We got great feedback! Biomedical physics is a niche area in physics, especially because it combines so many different aspects of science – biology, chemistry medicine and physics – whereas a lot of programs are more pure physics, pure astronomy or quantum / theoretical physics. Not a lot of the other attendees get to experience what it’s like to apply physics in medicine, like using concepts in physics to develop new treatments or image the body. So we got a lot of interest from people who were doing pure physics and had never thought about applying physics to anything in the body, which is what we do here at Ryerson. Our current research with ultrasound and microbubble imaging and therapy is also having a moment in physics right now.
Q. As a young female physicist, what were your takeaways?
They had a panel where they invited people who specialize in talking about gender bias and how to succeed as a women in science, technology, engineering, and mathematics (STEM). This also included researchers in psychology and in the social sciences, where they talked about their research which showed that what you experience as a minority in STEM is not something you’re just imagining. It was interesting to see numbers that support it (especially as I’m a numbers person). Above all, it was nice to see women who have succeeded in STEM, who are in faculty positions, who are doing amazing research. It was a week filled with learning, encouraging, and inspiring moments.
Q. Were any of the presenters particularly inspiring to you?
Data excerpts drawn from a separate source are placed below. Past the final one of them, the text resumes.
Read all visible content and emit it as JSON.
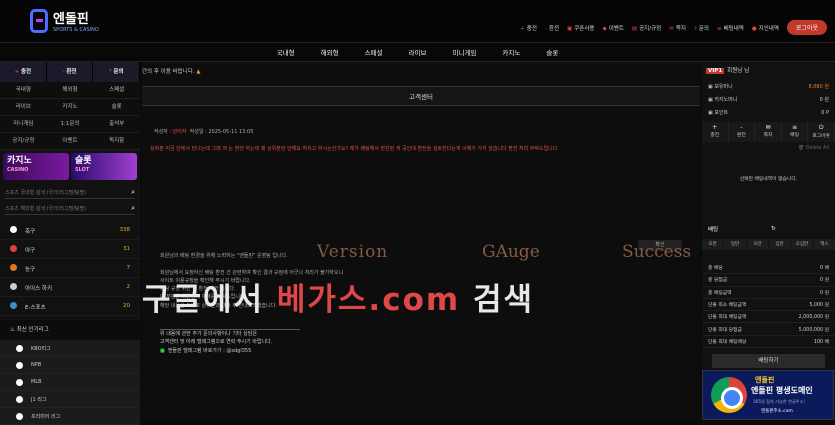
{
  "brand": {
    "name_kr": "엔돌핀",
    "name_en": "SPORTS & CASINO"
  },
  "topnav": [
    {
      "icon": "plus-icon",
      "label": "충전"
    },
    {
      "icon": "minus-icon",
      "label": "환전"
    },
    {
      "icon": "coupon-icon",
      "label": "쿠폰사용"
    },
    {
      "icon": "gift-icon",
      "label": "이벤트"
    },
    {
      "icon": "notice-icon",
      "label": "공지/규정"
    },
    {
      "icon": "mail-icon",
      "label": "쪽지"
    },
    {
      "icon": "question-icon",
      "label": "문의"
    },
    {
      "icon": "list-icon",
      "label": "배팅내역"
    },
    {
      "icon": "user-icon",
      "label": "지인내역"
    }
  ],
  "logout_label": "로그아웃",
  "mainnav": [
    "국내형",
    "해외형",
    "스페셜",
    "라이브",
    "미니게임",
    "카지노",
    "슬롯"
  ],
  "left": {
    "buttons": [
      {
        "sym": "+",
        "label": "충전"
      },
      {
        "sym": "-",
        "label": "환전"
      },
      {
        "sym": "?",
        "label": "문의"
      }
    ],
    "grid": [
      "국내형",
      "해외형",
      "스페셜",
      "라이브",
      "카지노",
      "슬롯",
      "미니게임",
      "1:1문의",
      "출석부",
      "공지/규정",
      "이벤트",
      "독지함"
    ],
    "banners": [
      {
        "title": "카지노",
        "sub": "CASINO"
      },
      {
        "title": "슬롯",
        "sub": "SLOT"
      }
    ],
    "search1": "스포츠 국내형 검색 (국가/리그명/팀명)",
    "search2": "스포츠 해외형 검색 (국가/리그명/팀명)",
    "sports": [
      {
        "name": "축구",
        "count": "338",
        "color": "#ffffff"
      },
      {
        "name": "야구",
        "count": "31",
        "color": "#e04040"
      },
      {
        "name": "농구",
        "count": "7",
        "color": "#e07a20"
      },
      {
        "name": "아이스 하키",
        "count": "2",
        "color": "#cccccc"
      },
      {
        "name": "E-스포츠",
        "count": "20",
        "color": "#3a8fd0"
      }
    ],
    "league_header": "최신 인기리그",
    "leagues": [
      "KBO리그",
      "NPB",
      "MLB",
      "J1 리그",
      "프리미어 리그"
    ]
  },
  "center": {
    "notice": "간의 후 이용 바랍니다.",
    "title": "고객센터",
    "meta_label": "작성자 :",
    "author": "관리자",
    "date_label": "작성일 : 2025-05-11 13:05",
    "message": "상위분 지금 안에서 만나는데 그래 저 는 환전 하는데 왜 상위분만 안해요 하지고 하시는건가요? 제가 배팅해서 받은된 게 공인데 환전을 검토한다는게 이해가 가지 않습니다 환전 처리 부탁드립니다",
    "confirm_label": "확인",
    "lines": [
      "회원님의 배팅 환경을 위해 노력하는 \"엔돌핀\" 운영팀 입니다.",
      "",
      "회원님께서 요청하신 배팅 환전 건 관련하여 확인 결과 규정에 어긋나 처리가 불가하오니",
      "사이트 이용규정을 확인해 주시기 바랍니다.",
      "배팅 규정 위반 시 환전 제한 됩니다.",
      "이 부분은 회원님의 이해를 부탁드립니다.",
      "해당 내용을 토대로 상위분과 대화 후 안내드리겠습니다."
    ],
    "lines2": [
      "위 내용에 관한 추가 문의사항이나 기타 상담은",
      "고객센터 및 아래 텔레그램으로 연락 주시기 바랍니다.",
      "엔돌핀 텔레그램 바로가기 : @sdgl355"
    ],
    "watermark_words": [
      "Version",
      "GAuge",
      "Success"
    ],
    "watermark_big_a": "구글에서 ",
    "watermark_big_b": "베가스.com",
    "watermark_big_c": " 검색"
  },
  "right": {
    "vip_tag": "VIP1",
    "vip_user": "회원님 님",
    "balance_label": "보유머니",
    "balance_value": "8,080 원",
    "casino_label": "카지노머니",
    "casino_value": "0 원",
    "point_label": "포인트",
    "point_value": "0 P",
    "buttons": [
      "충전",
      "환전",
      "쪽지",
      "배팅",
      "로그아웃"
    ],
    "delete_all": "Delete All",
    "no_selection": "선택된 배팅내역이 없습니다.",
    "bet_label": "배팅",
    "chips": [
      "오만",
      "일만",
      "오만",
      "십만",
      "오십만",
      "맥스"
    ],
    "rows": [
      {
        "label": "총 배당",
        "value": "0 배"
      },
      {
        "label": "총 당첨금",
        "value": "0 원"
      },
      {
        "label": "총 배팅금액",
        "value": "0 원"
      },
      {
        "label": "단폴 최소 배팅금액",
        "value": "5,000 원"
      },
      {
        "label": "단폴 최대 배팅금액",
        "value": "2,000,000 원"
      },
      {
        "label": "단폴 최대 당첨금",
        "value": "5,000,000 원"
      },
      {
        "label": "단폴 최대 배팅배당",
        "value": "100 배"
      }
    ],
    "bet_button": "배팅하기",
    "ad": {
      "line1": "엔돌핀",
      "line2": "엔돌핀 평생도메인",
      "line3": "365일 접속 가능한 한글주소!",
      "line4": "엔돌핀주소.com"
    }
  }
}
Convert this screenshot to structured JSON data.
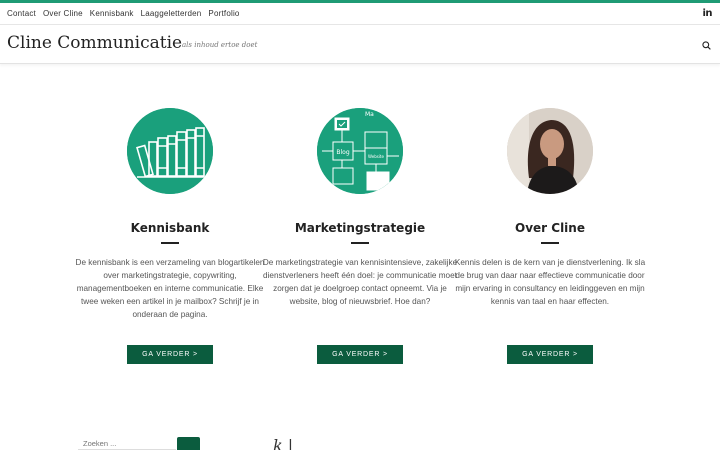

One really impressive speaker was Laurie Rousseau-Nepton from the University of Hawaii. Her research on “Stellar formation in galaxies as seen by SITELLE” was pretty impactful…She talked about her collaborations, how she approached all of these “big names” in astronomy as a woman in STEM, and some of the struggles she had with some of the less open-minded possible collaborators out there. A lot of people talk about mentorship and there are a lot of great male mentors out there, and they’re awesome, but it’s nice to see someone like yourself in a faculty or leadership position in physics. It was really nice to hear from Laurie about astronomy, especially since you usually hear about it from the same group of men. It was nice to hear about it from a woman.